The Accidental Entrepreneur
Up until now, I shuddered at the thought of being labeled as an entrepreneur. The reality is that my friends and colleagues who are entrepreneurs do not embody what I consider to be the “negatives” of entrepreneurship. However, there are many examples in the media and in my everyday encounters which have led me to disassociate myself from the role.
I have been happiest in my many careers when working with others. I loved the feeling of belonging to an established organization, and having interactions with an abundance of teams and individuals who are associated with an organization. These experiences included playing in a string quartet, performing in a symphony orchestra, working in a software development team, working as a consultant for PriceWaterhouseCoopers, and working as a leader of more than 800 technology professionals in a Fortune 100 company. There, now you know how many careers I’ve had thus far!
However, in 2007 I made the decision to leave as a leader in the world of large organizations and return to school for a doctorate in Human and Organizational Development, with a desire to move into leadership in academia or a nonprofit organization. During my years in school, I supported my family as a consultant and coach. The work came to me without my having to do any marketing. I made a good living while I was in school.

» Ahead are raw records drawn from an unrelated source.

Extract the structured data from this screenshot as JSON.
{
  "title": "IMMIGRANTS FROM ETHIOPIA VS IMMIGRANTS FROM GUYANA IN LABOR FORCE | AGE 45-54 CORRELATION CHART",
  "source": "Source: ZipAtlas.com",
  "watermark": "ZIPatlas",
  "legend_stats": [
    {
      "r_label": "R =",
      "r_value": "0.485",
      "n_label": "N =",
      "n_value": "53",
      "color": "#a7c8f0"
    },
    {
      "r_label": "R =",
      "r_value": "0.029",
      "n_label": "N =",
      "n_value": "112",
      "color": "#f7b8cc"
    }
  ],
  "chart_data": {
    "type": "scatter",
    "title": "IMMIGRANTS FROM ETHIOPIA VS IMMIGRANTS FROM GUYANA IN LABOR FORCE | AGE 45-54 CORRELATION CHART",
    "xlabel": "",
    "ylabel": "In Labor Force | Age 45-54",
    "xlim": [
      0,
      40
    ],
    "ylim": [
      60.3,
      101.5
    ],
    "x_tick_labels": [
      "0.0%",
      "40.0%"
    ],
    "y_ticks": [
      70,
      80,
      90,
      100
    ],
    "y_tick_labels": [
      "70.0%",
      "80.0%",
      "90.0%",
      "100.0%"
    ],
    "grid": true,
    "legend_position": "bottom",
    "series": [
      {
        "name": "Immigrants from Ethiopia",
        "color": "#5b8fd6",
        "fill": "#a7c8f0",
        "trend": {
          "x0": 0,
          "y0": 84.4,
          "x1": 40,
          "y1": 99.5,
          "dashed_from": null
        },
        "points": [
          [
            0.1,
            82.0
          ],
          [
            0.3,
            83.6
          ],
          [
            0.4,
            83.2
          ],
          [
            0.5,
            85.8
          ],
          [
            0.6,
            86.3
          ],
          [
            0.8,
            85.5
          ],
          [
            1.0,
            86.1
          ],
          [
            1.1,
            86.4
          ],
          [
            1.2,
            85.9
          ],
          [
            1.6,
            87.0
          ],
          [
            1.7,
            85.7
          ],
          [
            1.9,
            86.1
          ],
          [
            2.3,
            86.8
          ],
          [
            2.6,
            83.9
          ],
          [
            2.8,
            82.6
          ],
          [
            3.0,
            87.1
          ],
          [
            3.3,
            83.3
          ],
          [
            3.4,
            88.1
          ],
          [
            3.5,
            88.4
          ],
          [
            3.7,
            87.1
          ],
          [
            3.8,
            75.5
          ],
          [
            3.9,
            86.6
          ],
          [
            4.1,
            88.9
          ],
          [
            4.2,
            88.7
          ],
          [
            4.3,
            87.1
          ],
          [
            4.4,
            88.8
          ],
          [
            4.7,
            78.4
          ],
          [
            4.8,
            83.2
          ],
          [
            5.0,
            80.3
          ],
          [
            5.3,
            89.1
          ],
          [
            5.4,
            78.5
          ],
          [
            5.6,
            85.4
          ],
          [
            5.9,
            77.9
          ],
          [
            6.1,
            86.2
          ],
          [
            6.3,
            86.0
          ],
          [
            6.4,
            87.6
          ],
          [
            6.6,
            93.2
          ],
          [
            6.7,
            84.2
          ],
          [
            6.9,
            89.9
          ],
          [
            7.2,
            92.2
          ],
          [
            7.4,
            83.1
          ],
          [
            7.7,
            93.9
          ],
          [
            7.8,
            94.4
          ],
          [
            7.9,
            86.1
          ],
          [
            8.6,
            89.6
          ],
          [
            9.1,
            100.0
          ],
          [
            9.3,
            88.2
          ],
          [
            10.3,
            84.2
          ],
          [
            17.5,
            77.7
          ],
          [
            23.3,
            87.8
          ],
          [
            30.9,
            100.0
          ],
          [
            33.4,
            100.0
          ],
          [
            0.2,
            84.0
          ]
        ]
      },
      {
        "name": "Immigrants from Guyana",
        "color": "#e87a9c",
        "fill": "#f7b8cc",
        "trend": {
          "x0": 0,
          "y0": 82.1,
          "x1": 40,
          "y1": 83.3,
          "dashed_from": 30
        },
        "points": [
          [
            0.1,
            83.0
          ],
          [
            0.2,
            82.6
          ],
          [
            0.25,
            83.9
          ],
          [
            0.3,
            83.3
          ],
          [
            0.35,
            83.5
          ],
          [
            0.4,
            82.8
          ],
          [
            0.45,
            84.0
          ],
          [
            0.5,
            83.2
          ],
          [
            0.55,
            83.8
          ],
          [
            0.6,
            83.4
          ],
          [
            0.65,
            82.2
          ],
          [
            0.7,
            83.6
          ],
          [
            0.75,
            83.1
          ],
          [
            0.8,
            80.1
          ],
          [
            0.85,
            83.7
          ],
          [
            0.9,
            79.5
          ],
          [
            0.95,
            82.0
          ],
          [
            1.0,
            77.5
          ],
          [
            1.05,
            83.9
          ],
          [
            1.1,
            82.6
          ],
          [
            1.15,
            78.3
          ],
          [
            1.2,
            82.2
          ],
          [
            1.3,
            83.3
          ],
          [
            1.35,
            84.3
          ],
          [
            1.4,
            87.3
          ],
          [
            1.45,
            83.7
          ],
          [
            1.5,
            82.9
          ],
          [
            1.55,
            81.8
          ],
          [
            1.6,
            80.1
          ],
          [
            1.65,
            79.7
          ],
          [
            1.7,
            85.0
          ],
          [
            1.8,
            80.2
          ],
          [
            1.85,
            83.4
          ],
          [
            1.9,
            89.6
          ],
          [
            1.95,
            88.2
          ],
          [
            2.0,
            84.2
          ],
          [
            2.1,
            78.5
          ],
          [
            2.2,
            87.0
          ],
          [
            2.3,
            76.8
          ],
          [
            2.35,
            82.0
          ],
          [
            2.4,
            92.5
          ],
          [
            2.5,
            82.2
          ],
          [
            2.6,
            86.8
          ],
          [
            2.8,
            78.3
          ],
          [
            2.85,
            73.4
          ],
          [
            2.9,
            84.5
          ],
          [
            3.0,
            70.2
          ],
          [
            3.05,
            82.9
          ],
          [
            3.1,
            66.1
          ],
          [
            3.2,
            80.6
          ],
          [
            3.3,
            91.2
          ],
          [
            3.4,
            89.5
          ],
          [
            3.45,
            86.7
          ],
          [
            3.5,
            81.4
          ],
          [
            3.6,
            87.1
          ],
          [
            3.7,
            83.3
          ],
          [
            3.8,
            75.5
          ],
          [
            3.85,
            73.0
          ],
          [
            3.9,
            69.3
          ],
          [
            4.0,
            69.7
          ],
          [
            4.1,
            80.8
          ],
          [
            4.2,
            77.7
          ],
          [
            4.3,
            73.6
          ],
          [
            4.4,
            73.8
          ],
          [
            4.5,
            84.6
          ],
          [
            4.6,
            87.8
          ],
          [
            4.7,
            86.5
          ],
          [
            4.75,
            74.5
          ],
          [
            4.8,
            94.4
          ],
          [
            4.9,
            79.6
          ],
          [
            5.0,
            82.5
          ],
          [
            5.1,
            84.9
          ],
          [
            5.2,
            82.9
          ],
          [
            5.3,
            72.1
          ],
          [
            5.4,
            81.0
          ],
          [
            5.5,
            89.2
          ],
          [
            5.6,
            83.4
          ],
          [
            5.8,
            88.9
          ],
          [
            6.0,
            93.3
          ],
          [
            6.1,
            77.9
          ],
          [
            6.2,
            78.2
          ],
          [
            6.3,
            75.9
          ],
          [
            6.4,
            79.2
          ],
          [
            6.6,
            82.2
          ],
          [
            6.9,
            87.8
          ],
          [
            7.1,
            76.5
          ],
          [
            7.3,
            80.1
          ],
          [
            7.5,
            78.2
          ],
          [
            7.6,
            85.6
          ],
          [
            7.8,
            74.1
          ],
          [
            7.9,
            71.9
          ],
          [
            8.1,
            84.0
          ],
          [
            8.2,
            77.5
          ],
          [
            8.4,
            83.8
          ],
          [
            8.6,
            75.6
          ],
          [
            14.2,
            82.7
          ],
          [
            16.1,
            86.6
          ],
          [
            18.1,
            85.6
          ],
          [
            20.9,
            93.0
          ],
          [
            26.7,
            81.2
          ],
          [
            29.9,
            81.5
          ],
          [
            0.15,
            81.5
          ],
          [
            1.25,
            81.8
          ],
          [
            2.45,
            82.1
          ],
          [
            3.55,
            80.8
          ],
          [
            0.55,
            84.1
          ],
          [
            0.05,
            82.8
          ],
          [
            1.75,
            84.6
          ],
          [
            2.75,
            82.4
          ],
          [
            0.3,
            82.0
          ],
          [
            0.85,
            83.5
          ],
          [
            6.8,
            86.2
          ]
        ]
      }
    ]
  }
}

I became an “Accidental Entrepreneur”
I never considered myself to be an entrepreneur. However, I have been a consultant and coach for many years now, within a large consultancy (PWC), in my role within a bank in the 90’s, and as an independent professional for over 10 years. During the past few years since I completed my doctorate, I applied to and interviewed for several positions within academia and the nonprofit sector to no avail.
Time to re-frame my definition of entrepreneur and set clear intentions for my work.
Yesterday, I conducted a personal exploration of my beliefs about entrepreneurs. The words circled in red are the ones that gave me a negative charge. The words I highlighted in yellow are the ones that I can embrace. I let the page sit overnight and returned to it this morning.
Next, I listed the words that resonated with me on a new piece of paper.
As a third step, I took the words circled in red and began to draw new associations and words in order to capture essences and find completely different ways to express these concepts so that they resonate with me personally. I surprised myself. This exercise helped me to open the door to a completely new relationship with the concept of “entrepreneur.”
Moving from Accidental to Intentional Entrepreneur
As I move toward an intentional approach to my work as an entrepreneur, I now have a clearer definition of how I want to be as an entrepreneur and of the people whom I’d like to serve. I would like to serve emerging young leaders who want to make a difference in the world through their entrepreneurial work, whether it be for-profit or non-profit. These individuals desire to become more consciously aware within themselves and of the world. They desire to show up with authenticity and integrity. My ideal clients and I strive to exemplify the qualities that emerged from my re-frame process. Onward in this journey we go!
Here are my draft vision and mission statements for my business, DCL Associates Inc (I hope to come up with a better organization name in the future). I take the risk now to ask for your feedback on both so that these statements are clear, strong, and resonant.
Vision: A World of Emerging, Authentic, and Conscious Leaders Making a Difference
Mission: Like ripples on a pond, we generate a positive impact in the world by helping emerging leaders to deepen self-awareness and broaden organizational awareness, so that their organizations fulfill meaningful missions.